There’s a lot of hype about augmented reality (AR) and its impact on content. Lately, it’s getting difficult to avoid. From analyst firms to magazines—and from newspapers to corporate websites and blogs—everyone seems to be writing about how AR will transform the way we live, work, and play.
Virtual reality versus augmented reality
To understand the potential impact that AR may have in the future, it helps to start with a clear understanding of the difference between augmented and virtual reality (VR). AR and VR are related. AR is a distant cousin to VR. The primary difference between the two is rooted in reality.
- Virtual reality aims to create convincing—yet artificial—computer-generated experiences that feel real. VR experiences are designed to be stimulating, immersive simulations that are made possible with the help of a headset like Facebook’s Oculs Rift.
- Augmented reality, on the other hand, aims to complement reality by adding a layer of complementary information—something useful or entertaining—on top of reality. It’s live and in real-time. AR makes it possible for us to produce content that can be super-imposed over an image of physical world with the help of a camera-equipped mobile device or specialized headgear. If you’ve watched live television broadcasts of sporting events, chances are you’ve seen AR in action. But, AR’s true value is in the capability it provides users. AR can help consumers make simple repairs to an automobile, learn to cook, and more.

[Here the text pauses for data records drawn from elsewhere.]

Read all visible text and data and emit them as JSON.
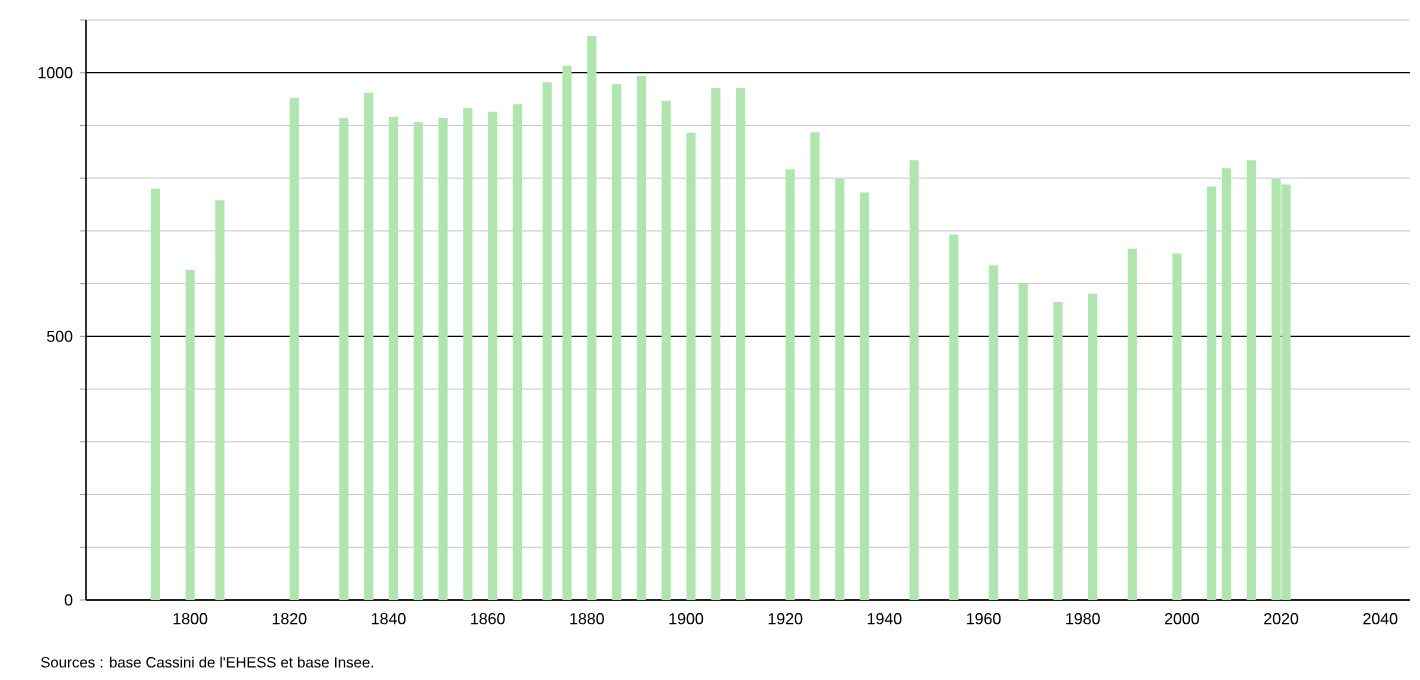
{
  "chart_data": {
    "type": "bar",
    "x": [
      1793,
      1800,
      1806,
      1821,
      1831,
      1836,
      1841,
      1846,
      1851,
      1856,
      1861,
      1866,
      1872,
      1876,
      1881,
      1886,
      1891,
      1896,
      1901,
      1906,
      1911,
      1921,
      1926,
      1931,
      1936,
      1946,
      1954,
      1962,
      1968,
      1975,
      1982,
      1990,
      1999,
      2006,
      2009,
      2014,
      2019,
      2021
    ],
    "values": [
      780,
      626,
      758,
      952,
      914,
      962,
      916,
      906,
      914,
      933,
      926,
      940,
      982,
      1013,
      1070,
      978,
      994,
      947,
      886,
      971,
      971,
      817,
      887,
      799,
      773,
      834,
      693,
      635,
      600,
      565,
      581,
      666,
      657,
      784,
      819,
      834,
      799,
      788
    ],
    "color": "#b0e5b0",
    "xlim": [
      1779,
      2046
    ],
    "ylim": [
      0,
      1100
    ],
    "xticks": [
      1800,
      1820,
      1840,
      1860,
      1880,
      1900,
      1920,
      1940,
      1960,
      1980,
      2000,
      2020,
      2040
    ],
    "yticks": [
      0,
      {
        "value": 100,
        "label": null
      },
      {
        "value": 200,
        "label": null
      },
      {
        "value": 300,
        "label": null
      },
      {
        "value": 400,
        "label": null
      },
      500,
      {
        "value": 600,
        "label": null
      },
      {
        "value": 700,
        "label": null
      },
      {
        "value": 800,
        "label": null
      },
      {
        "value": 900,
        "label": null
      },
      1000,
      {
        "value": 1100,
        "label": null
      }
    ],
    "grid": "y",
    "annotations": [
      "Sources : base Cassini de l'EHESS et base Insee."
    ]
  }
}
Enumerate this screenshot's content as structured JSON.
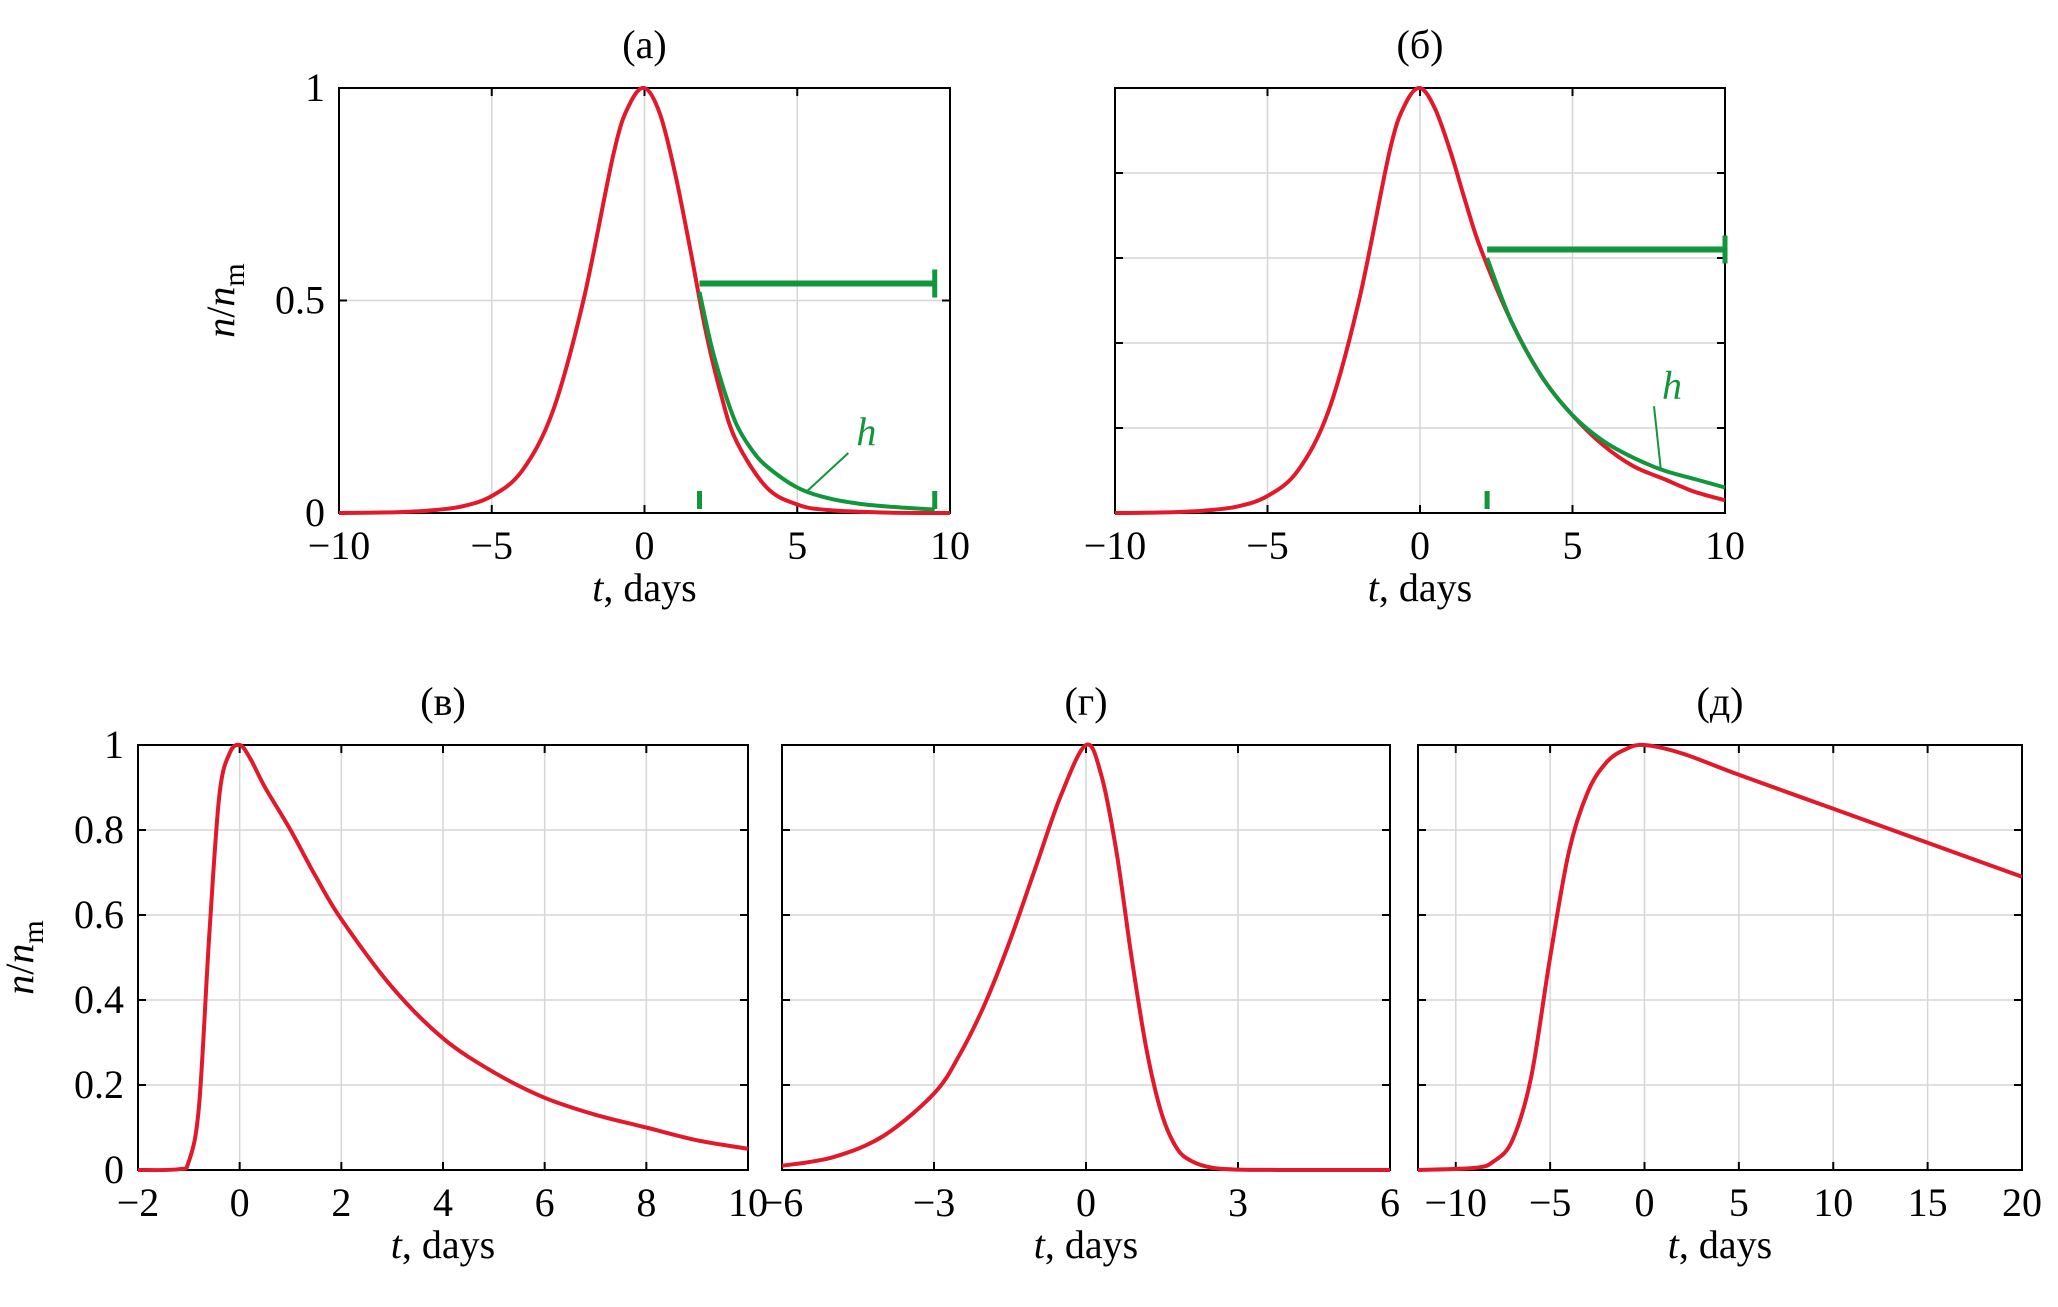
{
  "colors": {
    "main_curve": "#e2192b",
    "fit_curve": "#12963c",
    "grid": "#d6d6d6",
    "axes": "#000000"
  },
  "chart_data": [
    {
      "type": "line",
      "title": "(а)",
      "xlabel": "t, days",
      "ylabel": "n/n_m",
      "xlim": [
        -10,
        10
      ],
      "ylim": [
        0,
        1
      ],
      "grid": true,
      "x_ticks": [
        -10,
        -5,
        0,
        5,
        10
      ],
      "x_tick_labels": [
        "−10",
        "−5",
        "0",
        "5",
        "10"
      ],
      "y_ticks": [
        0,
        0.5,
        1
      ],
      "y_tick_labels": [
        "0",
        "0.5",
        "1"
      ],
      "series": [
        {
          "color": "#e2192b",
          "x": [
            -10,
            -8,
            -7,
            -6,
            -5,
            -4,
            -3,
            -2,
            -1,
            -0.5,
            0,
            0.5,
            1,
            1.5,
            2,
            2.5,
            3,
            4,
            5,
            6,
            8,
            10
          ],
          "y": [
            0.0,
            0.002,
            0.006,
            0.015,
            0.04,
            0.1,
            0.24,
            0.5,
            0.85,
            0.96,
            1.0,
            0.94,
            0.8,
            0.62,
            0.43,
            0.28,
            0.17,
            0.06,
            0.02,
            0.007,
            0.001,
            0.0
          ]
        },
        {
          "color": "#12963c",
          "x": [
            1.8,
            2.2,
            2.6,
            3.0,
            3.5,
            4.0,
            5.0,
            6.0,
            7.0,
            8.0,
            9.5
          ],
          "y": [
            0.52,
            0.39,
            0.29,
            0.21,
            0.15,
            0.11,
            0.06,
            0.035,
            0.022,
            0.015,
            0.008
          ]
        }
      ],
      "annotations": [
        {
          "text": "h",
          "x": 7.0,
          "y": 0.16,
          "target_x": 5.3,
          "target_y": 0.05
        }
      ],
      "interval": {
        "x_start": 1.8,
        "x_end": 9.5,
        "y": 0.54
      }
    },
    {
      "type": "line",
      "title": "(б)",
      "xlabel": "t, days",
      "ylabel": "",
      "xlim": [
        -10,
        10
      ],
      "ylim": [
        0,
        1
      ],
      "grid": true,
      "x_ticks": [
        -10,
        -5,
        0,
        5,
        10
      ],
      "x_tick_labels": [
        "−10",
        "−5",
        "0",
        "5",
        "10"
      ],
      "y_ticks": [
        0,
        0.2,
        0.4,
        0.6,
        0.8,
        1
      ],
      "y_tick_labels": [],
      "series": [
        {
          "color": "#e2192b",
          "x": [
            -10,
            -8,
            -7,
            -6,
            -5,
            -4,
            -3,
            -2,
            -1,
            -0.5,
            0,
            0.5,
            1,
            1.5,
            2,
            3,
            4,
            5,
            6,
            7,
            8,
            9,
            10
          ],
          "y": [
            0.0,
            0.002,
            0.006,
            0.015,
            0.04,
            0.1,
            0.24,
            0.5,
            0.85,
            0.96,
            1.0,
            0.95,
            0.85,
            0.73,
            0.62,
            0.45,
            0.32,
            0.23,
            0.16,
            0.11,
            0.08,
            0.05,
            0.03
          ]
        },
        {
          "color": "#12963c",
          "x": [
            2.2,
            3,
            4,
            5,
            6,
            7,
            8,
            9,
            10
          ],
          "y": [
            0.6,
            0.45,
            0.32,
            0.23,
            0.17,
            0.13,
            0.1,
            0.08,
            0.06
          ]
        }
      ],
      "annotations": [
        {
          "text": "h",
          "x": 8.0,
          "y": 0.27,
          "target_x": 7.9,
          "target_y": 0.1
        }
      ],
      "interval": {
        "x_start": 2.2,
        "x_end": 10.0,
        "y": 0.62
      }
    },
    {
      "type": "line",
      "title": "(в)",
      "xlabel": "t, days",
      "ylabel": "n/n_m",
      "xlim": [
        -2,
        10
      ],
      "ylim": [
        0,
        1
      ],
      "grid": true,
      "x_ticks": [
        -2,
        0,
        2,
        4,
        6,
        8,
        10
      ],
      "x_tick_labels": [
        "−2",
        "0",
        "2",
        "4",
        "6",
        "8",
        "10"
      ],
      "y_ticks": [
        0,
        0.2,
        0.4,
        0.6,
        0.8,
        1
      ],
      "y_tick_labels": [
        "0",
        "0.2",
        "0.4",
        "0.6",
        "0.8",
        "1"
      ],
      "series": [
        {
          "color": "#e2192b",
          "x": [
            -2,
            -1.2,
            -1.0,
            -0.8,
            -0.6,
            -0.4,
            -0.2,
            0,
            0.2,
            0.5,
            1,
            1.5,
            2,
            3,
            4,
            5,
            6,
            7,
            8,
            9,
            10
          ],
          "y": [
            0.0,
            0.002,
            0.02,
            0.15,
            0.55,
            0.88,
            0.98,
            1.0,
            0.97,
            0.9,
            0.8,
            0.69,
            0.59,
            0.43,
            0.31,
            0.23,
            0.17,
            0.13,
            0.1,
            0.07,
            0.05
          ]
        }
      ]
    },
    {
      "type": "line",
      "title": "(г)",
      "xlabel": "t, days",
      "ylabel": "",
      "xlim": [
        -6,
        6
      ],
      "ylim": [
        0,
        1
      ],
      "grid": true,
      "x_ticks": [
        -6,
        -3,
        0,
        3,
        6
      ],
      "x_tick_labels": [
        "−6",
        "−3",
        "0",
        "3",
        "6"
      ],
      "y_ticks": [
        0,
        0.2,
        0.4,
        0.6,
        0.8,
        1
      ],
      "y_tick_labels": [],
      "series": [
        {
          "color": "#e2192b",
          "x": [
            -6,
            -5,
            -4,
            -3,
            -2.5,
            -2,
            -1.5,
            -1,
            -0.5,
            0,
            0.3,
            0.6,
            0.9,
            1.2,
            1.5,
            1.8,
            2.1,
            2.5,
            3,
            4,
            6
          ],
          "y": [
            0.01,
            0.03,
            0.08,
            0.18,
            0.27,
            0.39,
            0.54,
            0.71,
            0.88,
            1.0,
            0.93,
            0.75,
            0.5,
            0.28,
            0.13,
            0.05,
            0.02,
            0.005,
            0.001,
            0.0,
            0.0
          ]
        }
      ]
    },
    {
      "type": "line",
      "title": "(д)",
      "xlabel": "t, days",
      "ylabel": "",
      "xlim": [
        -12,
        20
      ],
      "ylim": [
        0,
        1
      ],
      "grid": true,
      "x_ticks": [
        -10,
        -5,
        0,
        5,
        10,
        15,
        20
      ],
      "x_tick_labels": [
        "−10",
        "−5",
        "0",
        "5",
        "10",
        "15",
        "20"
      ],
      "y_ticks": [
        0,
        0.2,
        0.4,
        0.6,
        0.8,
        1
      ],
      "y_tick_labels": [],
      "series": [
        {
          "color": "#e2192b",
          "x": [
            -12,
            -9,
            -8,
            -7,
            -6,
            -5,
            -4,
            -3,
            -2,
            -1,
            0,
            2,
            5,
            10,
            15,
            20
          ],
          "y": [
            0.0,
            0.005,
            0.02,
            0.07,
            0.22,
            0.5,
            0.75,
            0.89,
            0.96,
            0.99,
            1.0,
            0.98,
            0.93,
            0.85,
            0.77,
            0.69
          ]
        }
      ]
    }
  ]
}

Related: How Augmented Reality Works
While opportunities to apply AR to business are almost unlimited, opinions about its value vary.
The Future of Computing? Perhaps.
Some exclaim AR is “the future of computing!”. They cite examples of AR’s ability to radically transform education, healthcare, food safety, manufacturing, fashion, retail, and entertainment. A recent report from Forrester says AR’s “immersive digital overlays represent an opportunity to improve customer engagement.”
Gartner predicts that “through 2021, businesses will see a rapid evolution of immersive content and applications that will range from consumer entertainment experiences to optimizing complex work processes.”
Gartner also predicts that by 2020, 10 million consumers will use augmented reality while shopping online. “Immersive technologies such as augmented reality increase user engagement with a product or service by enabling a consumer to fully explore features and conveying additional information that can aid in a buying decision,” Gartner says. “This will drive immersive interfaces, including both augmented and virtual reality, to become the standard customer experience paradigm for scenarios requiring human-to-machine interactions.”
Others are not so easily impressed. The nay-sayers complain that adoption of AR technology is slow; and the bar to entry, too high. Others say what started as a revolutionary technology with amazing promise has been co-opted—and dramatically watered-down—by the tech players like Facebook.
Facebook CEO Mark Zuckerberg, predicts augmented reality will dramatically change the types of content we produce. At its annual F8 developer’s conference in San Jose, CA recently, Zuckerberg laid out his vision for incorporating AR into Facebook. Zuckerberg says he believes the future of augmented reality won’t involve headsets or televisions. Instead, widespread adoption will be driven by smartphones and other mobile devices with cameras.
Not Everyone Agrees
“The problem is that the acceptable bar for what can, or should, be considered augmented reality is dropping quickly,” reports market researcher, Bob O’Donnell in USA Today. O’Donnell (and others like him) believe the original promise of AR has been diluted and can’t be delivered through a smartphone camera. (NOTE: see also: Camera Effects Platform)
The question of which technology company will be the big winner in the advancement of augmented reality to a wide audience is not clear yet. Some speculate that Apple (a late entry into the AR space) could easily find itself on top. “If Apple put augmented reality in the iPhone 8’s cameras,” writes Caitlin McGarry in Macworld, “the company would own the full stack: hardware powerful enough to put AR experiences in the palm of your hand without burning through your battery and the software support to entice developers into creating those experiences.”
A Big Market With A Big Opportunity
With support from industry heavyweights like Google, Apple, Microsoft, and Facebook, analysts predict the AR market in the US could reach $50 billion USD (see chart below) in annual sales by 2021. Global growth is expected to reach 90 billion USD annually by the same time. With such a big opportunity for revenue generation, it’s no wonder that nearly every tech brand is looking for a way to grab their share of this promising market.
The question for content producing companies is not should they create AR content, but how will they manage the complex relationships between content assets in a world of layers. Add localization and translation to the mix, and the need for powerful, enterprise-wide content management becomes clear.